Atomic Force Microscopy (AFM) Analysis of the Bacterial Polar Protein Popz

Structural studies of filament-forming biomolecules have classically relied on optical imaging methods such as fluorescence and electron microscopy. While these methods have yielded novel insights into mechanisms of macromolecular assembly, they often require perturbative labeling or staining procedures that can affect the assembly process. In contrast, Atomic Force Microscopy (AFM) has emerged as a powerful imaging tool to directly study native nanostructures at high resolution without labeling. Unlike optical methods, AFM utilizes a nano-scale cantilever to generate a topography map of surface-immobilized molecules in air or in aqueous environments, allowing studies under more physiological or dynamic conditions.
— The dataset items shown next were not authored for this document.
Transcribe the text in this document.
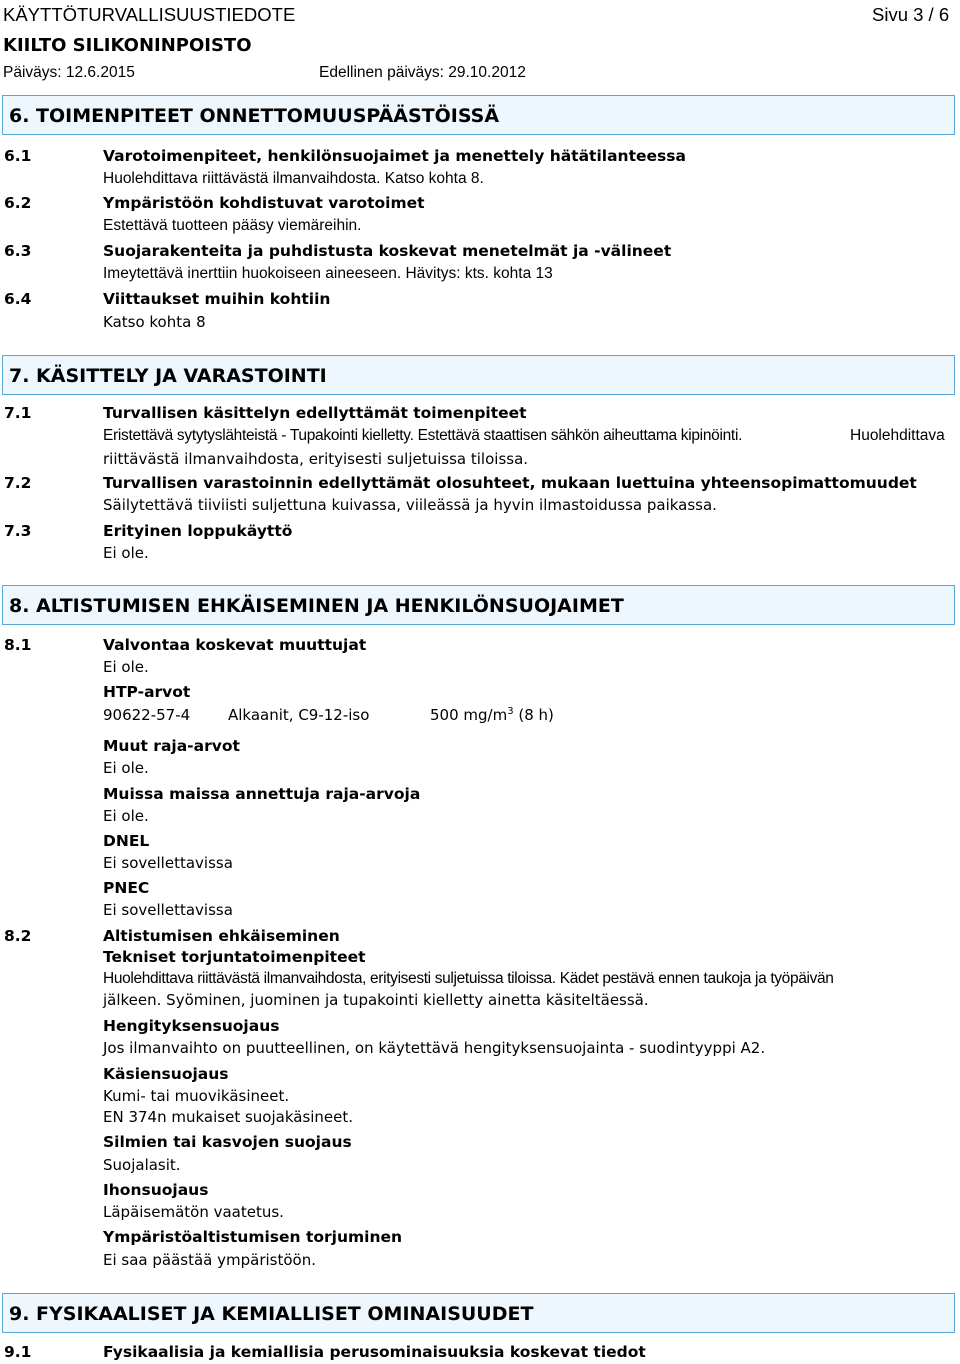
KÄYTTÖTURVALLISUUSTIEDOTE	Sivu 3 / 6
KIILTO SILIKONINPOISTO
Päiväys: 12.6.2015	Edellinen päiväys: 29.10.2012
6. TOIMENPITEET ONNETTOMUUSPÄÄSTÖISSÄ
6.1	Varotoimenpiteet, henkilönsuojaimet ja menettely hätätilanteessa
Huolehdittava riittävästä ilmanvaihdosta. Katso kohta 8.
6.2	Ympäristöön kohdistuvat varotoimet
Estettävä tuotteen pääsy viemäreihin.
6.3	Suojarakenteita ja puhdistusta koskevat menetelmät ja -välineet
Imeytettävä inerttiin huokoiseen aineeseen. Hävitys: kts. kohta 13
6.4	Viittaukset muihin kohtiin
Katso kohta 8
7. KÄSITTELY JA VARASTOINTI
7.1	Turvallisen käsittelyn edellyttämät toimenpiteet
Eristettävä sytytyslähteistä - Tupakointi kielletty. Estettävä staattisen sähkön aiheuttama kipinöinti.	Huolehdittava
riittävästä ilmanvaihdosta, erityisesti suljetuissa tiloissa.
7.2	Turvallisen varastoinnin edellyttämät olosuhteet, mukaan luettuina yhteensopimattomuudet
Säilytettävä tiiviisti suljettuna kuivassa, viileässä ja hyvin ilmastoidussa paikassa.
7.3	Erityinen loppukäyttö
Ei ole.
8. ALTISTUMISEN EHKÄISEMINEN JA HENKILÖNSUOJAIMET
8.1	Valvontaa koskevat muuttujat
Ei ole.
HTP-arvot
90622-57-4	Alkaanit, C9-12-iso	500 $mg/m^3$ (8 h)
Muut raja-arvot
Ei ole.
Muissa maissa annettuja raja-arvoja
Ei ole.
DNEL
Ei sovellettavissa
PNEC
Ei sovellettavissa
8.2	Altistumisen ehkäiseminen
Tekniset torjuntatoimenpiteet
Huolehdittava riittävästä ilmanvaihdosta, erityisesti suljetuissa tiloissa. Kädet pestävä ennen taukoja ja työpäivän
jälkeen. Syöminen, juominen ja tupakointi kielletty ainetta käsiteltäessä.
Hengityksensuojaus
Jos ilmanvaihto on puutteellinen, on käytettävä hengityksensuojainta - suodintyyppi A2.
Käsiensuojaus
Kumi- tai muovikäsineet.
EN 374n mukaiset suojakäsineet.
Silmien tai kasvojen suojaus
Suojalasit.
Ihonsuojaus
Läpäisemätön vaatetus.
Ympäristöaltistumisen torjuminen
Ei saa päästää ympäristöön.
9. FYSIKAALISET JA KEMIALLISET OMINAISUUDET
9.1	Fysikaalisia ja kemiallisia perusominaisuuksia koskevat tiedot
However, like all imaging methods, most biological samples require electrostatic or covalent interaction of the biomolecule with a surface for imaging, and care must be taken to avoid surface-specific effects on the sample. Here, we examined the structural organization of the bacterial polar scaffold protein PopZ by AFM, and analyzed the effect of surface-immobilization conditions on PopZ's nanostructural assembly characteristics. We measured the structures and densities of PopZ complexes on positively and negatively charged as well as hydrophobic surfaces, and compared structural organization of these assemblies in aqueous environments. Our results illustrate how choice of surface immobilization conditions can affect structural studies of polymeric assemblies, and demonstrate the tremendous advantages of AFM for directly imaging biomolecules in aqueous, physiological conditions. Finally, our results provide new insight into the structures of multimeric PopZ nano-assemblies that have been thus far unattainable using standard EM methods, providing direct evidence for PopZ self-assembly into organized three-dimensional polymeric networks.